In his mind, Paul Corkum envisioned a dramatic thriller. Its actors were the pulsating electric fields of ordinary infrared laser beams and the electrons of atoms in the laser’s path. As the plot unfolded, a puzzle would be resolved — opening, he realized, a new frontier in the measurement of the ultrafast and the ultrabrief.
Corkum is a laser and plasma physicist with Canada’s National Research Council and the University of Ottawa. His vision, in 1993, led him to become a pioneer in a field called attosecond science; since then his work has won him a stack of Canada’s top science prizes. He directs the newly opened Joint Laboratory for Attosecond Science in Ottawa. The laboratory produces X-ray flashes quick enough to “freeze” electrons orbiting an atom, and claims to make Ottawa the attosecond capital of the world.
“I tell my students we are puppet masters,” Corkum says. “We have access now to forces on charged particles that are on the scale of those that hold matter together, and we can make them do what we wish, with exquisite accuracy.”
Someday, attosecond science could lead to a deeper understanding of the chemistry of life, photocells of vastly greater efficiency or even electronic circuits managed by nanoscale lasers. But for now, this nearly two-decade-old science is still doing warm-up calisthenics before its first real game.
Attosecond science’s current lack of major discoveries bears some resemblance to the Large Hadron Collider just going through its shakedown exercises on the French-Swiss border, or the Hubble Space Telescope back when it sat on the launchpad — loaded with delicate mirrors, magnets, electronics, spectroscopes, cameras and the hopes of a corps of scientists already excited despite no achievements yet in hand. There is also a big difference. Attosecond research has no glamorous instrument to capture popular imagination. The key to its allure lies within its name.
Short and shorter
An attosecond is 10-18, a billionth of a billionth, of a second. An attosecond is to a second as a second is to the age of the universe. In three attoseconds, a beam of light traveling 300,000 kilometers per second can get only from one side of a water molecule to the other. And the electron of a hydrogen atom, dissolved in a hazy cloud of quantum mechanics probability, sloshes from one side of the atom to the other every 24 attoseconds — a fundamental oscillation dubbed the atomic unit of time.
The attosecond scale stretches from one to 1,000 attoseconds, at which point the slower femtosecond domain begins. A pulse of one femtosecond, 10-15 (a millionth of a billionth) of a second, is still pretty fast. Ahmed Zewail, a physicist and chemist at Caltech, netted a 1999 Nobel Prize for using femtosecond pulses of laser light to study how molecules reflect and refract light, and otherwise behave at these fast time scales. A primary achievement of femtosecond science was to reveal how quickly the nuclei of atoms in molecules rearrange during a reaction.
“But we knew already that before the nuclei start to move, the electrons’ locations have already changed enormously,” Corkum says. To see that in action would require going faster than a femtosecond, and by the early 1990s technology had not yet caught up with theory enough to do so.
It was a pause in the science of taking snapshots of nature that had begun in the 19th century when cameras first froze horses in mid-gallop, revealing to science and to art that all four feet are regularly in the air simultaneously. Over time, faster and faster strobe lights and then laser flashes permitted images of processes to be captured within a thousandth, a millionth and shorter fractions of a second. But for making signals shorter than the femtosecond range for snapshots of electron activity inside atoms and molecules, even the best laboratory lasers had wavelengths a hundred times too long. The problem was getting enough power to run lasers at ever-decreasing wavelengths; the power required goes up by a factor of 100,000 every time the wavelength goes down by a factor of 10.
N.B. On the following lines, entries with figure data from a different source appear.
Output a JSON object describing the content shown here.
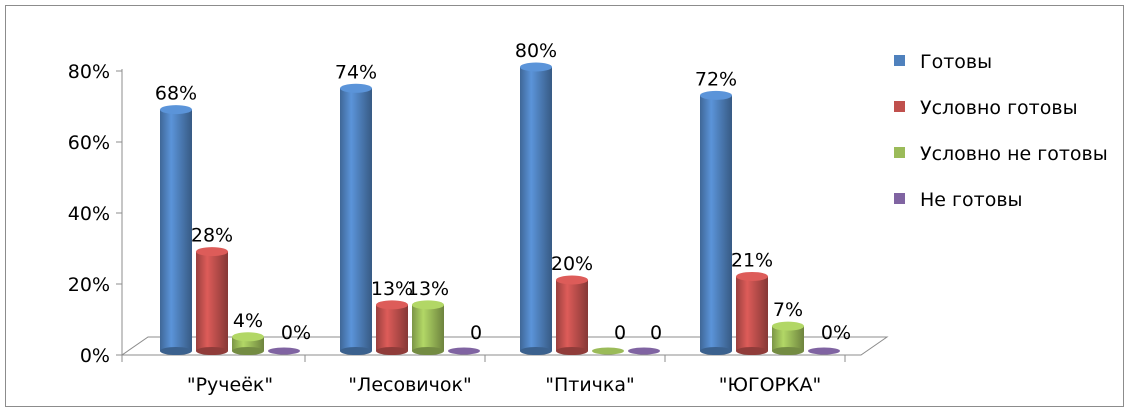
{
  "chart_data": {
    "type": "bar",
    "categories": [
      "\"Ручеёк\"",
      "\"Лесовичок\"",
      "\"Птичка\"",
      "\"ЮГОРКА\""
    ],
    "series": [
      {
        "name": "Готовы",
        "color": "#4f81bd",
        "values": [
          68,
          74,
          80,
          72
        ],
        "labels": [
          "68%",
          "74%",
          "80%",
          "72%"
        ]
      },
      {
        "name": "Условно готовы",
        "color": "#c0504d",
        "values": [
          28,
          13,
          20,
          21
        ],
        "labels": [
          "28%",
          "13%",
          "20%",
          "21%"
        ]
      },
      {
        "name": "Условно не готовы",
        "color": "#9bbb59",
        "values": [
          4,
          13,
          0,
          7
        ],
        "labels": [
          "4%",
          "13%",
          "0",
          "7%"
        ]
      },
      {
        "name": "Не готовы",
        "color": "#8064a2",
        "values": [
          0,
          0,
          0,
          0
        ],
        "labels": [
          "0%",
          "0",
          "0",
          "0%"
        ]
      }
    ],
    "yticks": [
      "0%",
      "20%",
      "40%",
      "60%",
      "80%"
    ],
    "ylim": [
      0,
      80
    ],
    "legend_position": "right",
    "grid": false
  }
}
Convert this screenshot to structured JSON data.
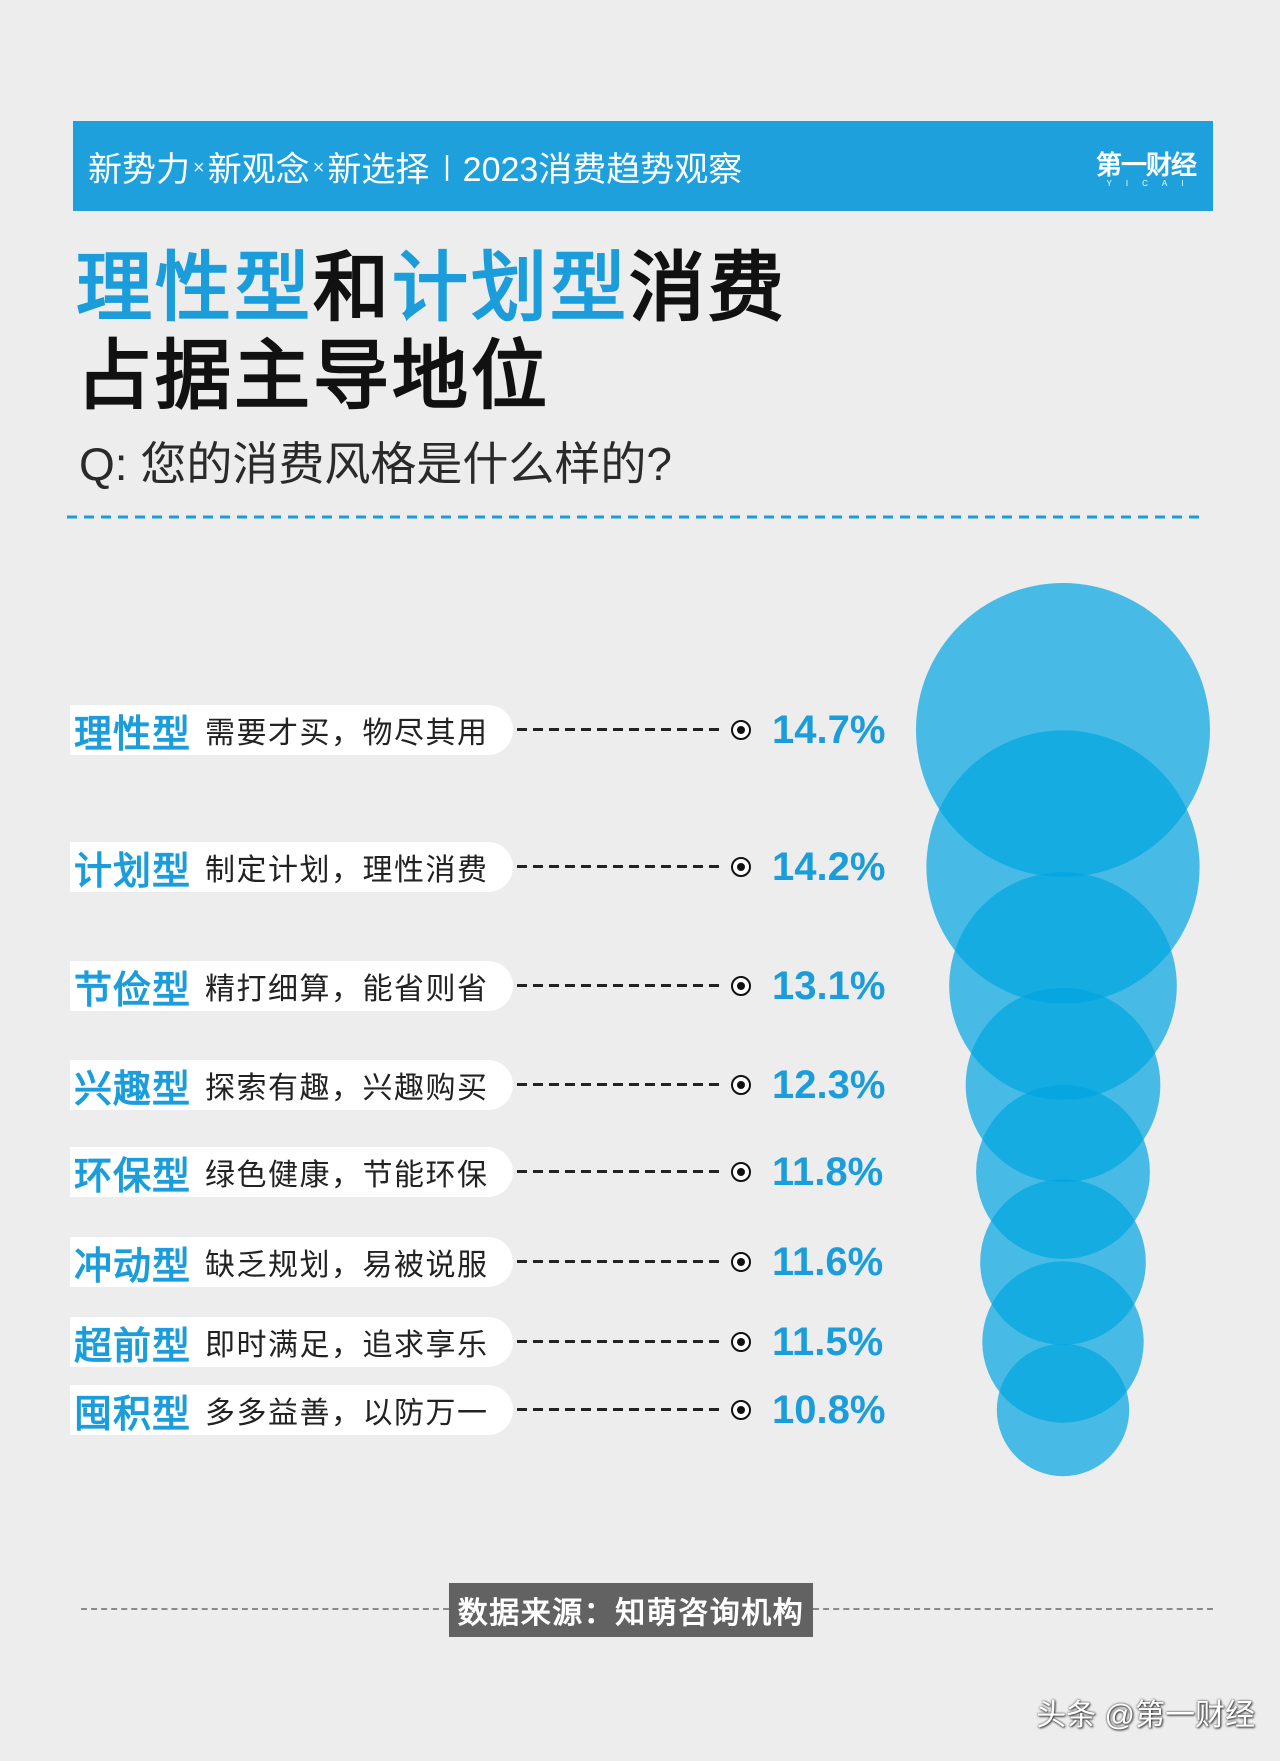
{
  "header": {
    "topics": [
      "新势力",
      "新观念",
      "新选择"
    ],
    "separator": "×",
    "divider": "|",
    "subtitle": "2023消费趋势观察",
    "logo": "第一财经",
    "logo_sub": "YICAI"
  },
  "title": {
    "line1": [
      "理性型",
      "和",
      "计划型",
      "消费"
    ],
    "line2": "占据主导地位"
  },
  "question": "Q: 您的消费风格是什么样的?",
  "chart_data": {
    "type": "bar",
    "categories": [
      "理性型",
      "计划型",
      "节俭型",
      "兴趣型",
      "环保型",
      "冲动型",
      "超前型",
      "囤积型"
    ],
    "descriptions": [
      "需要才买，物尽其用",
      "制定计划，理性消费",
      "精打细算，能省则省",
      "探索有趣，兴趣购买",
      "绿色健康，节能环保",
      "缺乏规划，易被说服",
      "即时满足，追求享乐",
      "多多益善，以防万一"
    ],
    "values": [
      14.7,
      14.2,
      13.1,
      12.3,
      11.8,
      11.6,
      11.5,
      10.8
    ],
    "value_labels": [
      "14.7%",
      "14.2%",
      "13.1%",
      "12.3%",
      "11.8%",
      "11.6%",
      "11.5%",
      "10.8%"
    ]
  },
  "source": "数据来源：知萌咨询机构",
  "watermark": "头条 @第一财经",
  "colors": {
    "accent": "#1b9ddb",
    "header_bg": "#1ea0dc",
    "bubble": "#00a5e1",
    "source_bg": "#626262",
    "page_bg": "#ededed"
  }
}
By the late 1980s, however, physicists and optical researchers — first a team led by Charles Rhodes, who was then at the University of Illinois at Chicago — had noticed hitchhikers on ordinary red laser light after it went through thin vapors of gaseous atoms. Embedded were weak but unmistakable extra signals with really short wavelengths and frequencies thousands of times higher — in the far ultraviolet, bordering on X-rays. No one could explain the mystery process and it got a generic name: high harmonic generation.
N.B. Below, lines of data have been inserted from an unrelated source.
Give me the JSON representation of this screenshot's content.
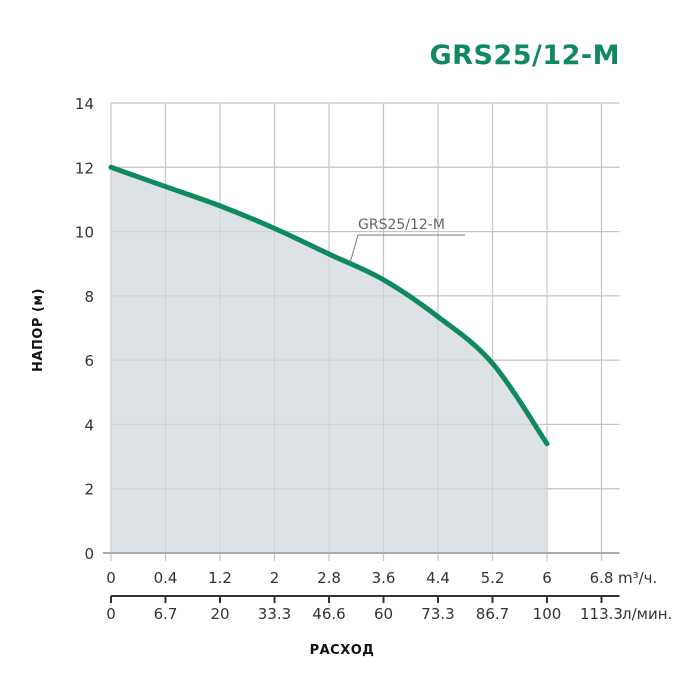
{
  "chart_data": {
    "type": "area",
    "title": "GRS25/12-M",
    "ylabel": "НАПОР (м)",
    "xlabel": "РАСХОД",
    "ylim": [
      0,
      14
    ],
    "yticks": [
      "0",
      "2",
      "4",
      "6",
      "8",
      "10",
      "12",
      "14"
    ],
    "x_axis_primary": {
      "unit": "m³/ч.",
      "ticks": [
        "0",
        "0.4",
        "1.2",
        "2",
        "2.8",
        "3.6",
        "4.4",
        "5.2",
        "6",
        "6.8"
      ]
    },
    "x_axis_secondary": {
      "unit": "л/мин.",
      "ticks": [
        "0",
        "6.7",
        "20",
        "33.3",
        "46.6",
        "60",
        "73.3",
        "86.7",
        "100",
        "113.3"
      ]
    },
    "grid": true,
    "legend": "inline annotation",
    "series": [
      {
        "name": "GRS25/12-M",
        "color": "#0f8a5f",
        "fill": "#dde2e6",
        "x_index": [
          0,
          1,
          2,
          3,
          4,
          5,
          6,
          7,
          8
        ],
        "x_m3h": [
          0,
          0.4,
          1.2,
          2,
          2.8,
          3.6,
          4.4,
          5.2,
          6
        ],
        "values": [
          12.0,
          11.4,
          10.8,
          10.1,
          9.3,
          8.5,
          7.35,
          5.9,
          3.4
        ]
      }
    ]
  },
  "header": {
    "title": "GRS25/12-M"
  },
  "labels": {
    "series_label": "GRS25/12-M",
    "y_axis_title": "НАПОР (м)",
    "x_axis_title": "РАСХОД",
    "x_unit_primary": "m³/ч.",
    "x_unit_secondary": "л/мин."
  },
  "colors": {
    "brand": "#0f8a5f",
    "fill": "#dde2e6",
    "grid": "#c4c4c4",
    "axis": "#999999"
  }
}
It was a puzzle, and Corkum cut the knot. As he explains now, he imagined the laser beam’s uniformly pulsating electric field as “reaching out its hand” as it encountered certain simple atoms. The hand grips an electron vulnerable to the frequency and quantum energy of the laser light’s photons. The hand then pulls the electron nearly instantaneously away; it reaches a velocity of thousands of kilometers per second in a twinkling. The electron’s precise locale is inherently imprecise, in accord with the particle-wave duality of the atomic world, but not so hazy that the laser’s electric field can’t take hold of its negatively charged locale and sweep it hundreds of times the atom’s radius away.
The action is similar to the way light knocks electrons entirely out of metals in the photoelectric effect that Albert Einstein explained in 1905, later earning a Nobel Prize. But in his insight, Corkum saw a twist in that classic plot. On the brink of permanently liberating its kidnapped cargo and leaving behind an ionized atom short one electron, the laser’s throbbing electric field cleanly reverses direction. It must do so — after all, a laser beam is composed of well-ordered electromagnetic radiation, its electric and magnetic components vibrating back and forth in unison. Corkum’s imagined hand violently punches the electron right back into the atom whence it came, again at near light speed. The atom shudders as the process, formally called recombination, plays out.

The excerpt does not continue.